China’s rebound in purchasing amid a much more ample global crude market lifts VLCC rates across all fronts, with much higher anticipated clean product exports from China, additional US SPR releases and imminent peak winter demand all pointing to a sustainable demand for crude tanker owners for the remainder of the year.
VLCC rates across the board, like the trademark routes TD3C, TD15 and TD22, managed to surpass the levels reached during Q2 2022 following the Russian invasion in Ukraine, moving recently to fresh 2.5-year highs.
The surge on rates is partially tied with China’s comeback in purchasing more crude after a very weak summer period (in terms of arrivals). Easing prices, in particular the sharp correction in the Brent/Dubai spread, lifted especially shipments from the Atlantic Basin during the past two months.
Absolute (LHS, billion) vs percentage change (RHS) in daily crude tonne-miles towards China per selected origin between Aug-Sep 2022 vs. Jan – Jul 2022
China’s exposure on US barrels has surged VLCC daily tonne-miles for the US Gulf-to-China route by 50%, when compared to the first 7 months of the year. Similarly VLCC employment has been supported marginally out of the Middle East, contributing an additional 100 million tonne-miles on the VLCC fleet on a daily basis.
In order to understand the redirection of US Gulf flows to China, the recent developments unfolding in Europe must be examined. Crude tanker utilisation for the US Gulf-to-Europe route is falling during recent weeks. This signals that European imports for US barrels in October might end up on a lower level on a m-o-m basis, in response to the autumn refinery maintenance schedule. But overall, the crude supply side is now simply much more ample than earlier in the year.
This is reflected in Northwest European imports in September, reflecting the solid availability and variability of inflows into the region. Middle Eastern flows into Europe are steadily rising, evidently as a direct quality-for-quality replacement of Russian crude. Similarly, African supplies are staging a strong comeback, partly a function of Libya resuming normal supplies, but probably also reflecting collapsing differentials of West Africa grades vs Brent.
Europe’s buying interest, steadily declining West African supplies, limited domestic demand and even cheaper crude from the US capped China’s buying interest and limited VLCC demand out of the region. This caused tonne-miles for the West Africa-to-China route to display a negative trend, as indicated by the graph. Nevertheless, when zooming to September, the decline in West African premia have triggered a rebound in VLCC West Africa-to-China tonne-miles, closer to yearly average values. This contributed positively to the overall VLCC tonne-mile demand which – similarly to rates – is currently hovering around a 2.5-year high.

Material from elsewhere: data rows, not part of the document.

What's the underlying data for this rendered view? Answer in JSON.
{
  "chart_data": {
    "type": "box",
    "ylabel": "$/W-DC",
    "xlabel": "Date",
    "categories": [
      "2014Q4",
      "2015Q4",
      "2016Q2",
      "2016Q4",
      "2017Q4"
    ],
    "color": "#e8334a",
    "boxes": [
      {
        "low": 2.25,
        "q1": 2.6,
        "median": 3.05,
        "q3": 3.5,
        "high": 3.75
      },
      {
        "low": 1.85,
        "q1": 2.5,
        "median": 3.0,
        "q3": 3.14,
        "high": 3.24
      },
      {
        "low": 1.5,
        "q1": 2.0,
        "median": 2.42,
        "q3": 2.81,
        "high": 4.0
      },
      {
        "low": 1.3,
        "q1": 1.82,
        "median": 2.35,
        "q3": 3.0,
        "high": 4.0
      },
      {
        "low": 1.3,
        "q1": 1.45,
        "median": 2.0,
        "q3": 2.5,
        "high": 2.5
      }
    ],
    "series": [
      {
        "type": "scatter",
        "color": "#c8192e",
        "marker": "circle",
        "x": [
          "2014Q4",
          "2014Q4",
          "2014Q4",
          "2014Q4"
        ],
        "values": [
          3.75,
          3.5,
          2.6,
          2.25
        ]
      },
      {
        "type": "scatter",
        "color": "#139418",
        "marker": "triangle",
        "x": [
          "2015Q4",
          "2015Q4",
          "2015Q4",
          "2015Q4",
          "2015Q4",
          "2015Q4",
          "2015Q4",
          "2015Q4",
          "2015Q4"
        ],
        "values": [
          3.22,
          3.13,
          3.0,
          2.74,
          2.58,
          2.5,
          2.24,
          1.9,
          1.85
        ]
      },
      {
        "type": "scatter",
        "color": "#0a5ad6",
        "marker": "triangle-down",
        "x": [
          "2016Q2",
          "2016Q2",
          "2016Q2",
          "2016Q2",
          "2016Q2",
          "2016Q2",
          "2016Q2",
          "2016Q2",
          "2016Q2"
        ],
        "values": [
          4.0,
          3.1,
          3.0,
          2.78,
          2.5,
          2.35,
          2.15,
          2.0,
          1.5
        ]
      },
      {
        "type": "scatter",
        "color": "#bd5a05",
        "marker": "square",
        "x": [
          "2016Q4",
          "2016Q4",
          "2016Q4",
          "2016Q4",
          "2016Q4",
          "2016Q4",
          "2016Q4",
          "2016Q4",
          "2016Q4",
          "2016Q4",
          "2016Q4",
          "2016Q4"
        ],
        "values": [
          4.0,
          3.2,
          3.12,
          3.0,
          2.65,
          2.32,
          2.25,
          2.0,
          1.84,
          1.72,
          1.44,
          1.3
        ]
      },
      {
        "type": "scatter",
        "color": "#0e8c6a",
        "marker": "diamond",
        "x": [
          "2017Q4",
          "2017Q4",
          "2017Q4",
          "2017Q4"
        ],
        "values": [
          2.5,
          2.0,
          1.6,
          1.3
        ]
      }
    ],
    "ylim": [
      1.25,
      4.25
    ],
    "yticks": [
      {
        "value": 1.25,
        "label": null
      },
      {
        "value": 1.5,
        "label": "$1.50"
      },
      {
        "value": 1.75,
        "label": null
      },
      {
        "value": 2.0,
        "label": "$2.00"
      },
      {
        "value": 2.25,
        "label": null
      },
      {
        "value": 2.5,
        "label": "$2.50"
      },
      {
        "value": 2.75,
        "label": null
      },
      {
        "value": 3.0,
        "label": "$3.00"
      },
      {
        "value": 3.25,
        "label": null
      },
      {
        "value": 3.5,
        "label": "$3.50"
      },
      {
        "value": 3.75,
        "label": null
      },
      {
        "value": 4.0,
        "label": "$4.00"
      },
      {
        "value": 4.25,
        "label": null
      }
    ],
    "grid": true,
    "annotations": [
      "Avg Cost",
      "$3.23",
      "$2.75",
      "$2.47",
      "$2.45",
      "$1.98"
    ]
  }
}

Looking ahead, the recent announcements from the two strongest economies – US and China – paint a positive picture, not only for VLCCs but for crude tankers in general. Starting from the latter, China will likely issue a fifth batch of product export quotas amounting to as much as 15 million tonnes. In the current diesel-thirsty world, and with the prospect of Russian diesel volumes being removed from the market following the EU product and shipping insurance ban, this provides an excellent opportunity for China to place its barrels. This development will inevitably trigger a higher crude purchasing from refineries, thus continuing the recent tonne-mile trend, with VLCCs being the ultimate beneficiaries.
In a similar fashion, the US Department of Energy announced that it will offer an additional 10mb of SPR crude into the market in November. These supplies are poised towards Europe, as refineries will return from scheduled maintenance.This will come at a time where high refinery runs for diesel production will be key to satisfy heating as well as power generation demand into a challenging winter. This will likely cause a resurgence of USG-to-Europe flows towards the end of the year, providing support on smaller tankers such as Suezmax and Aframaxes, with VLCCs primarily heading to Asia.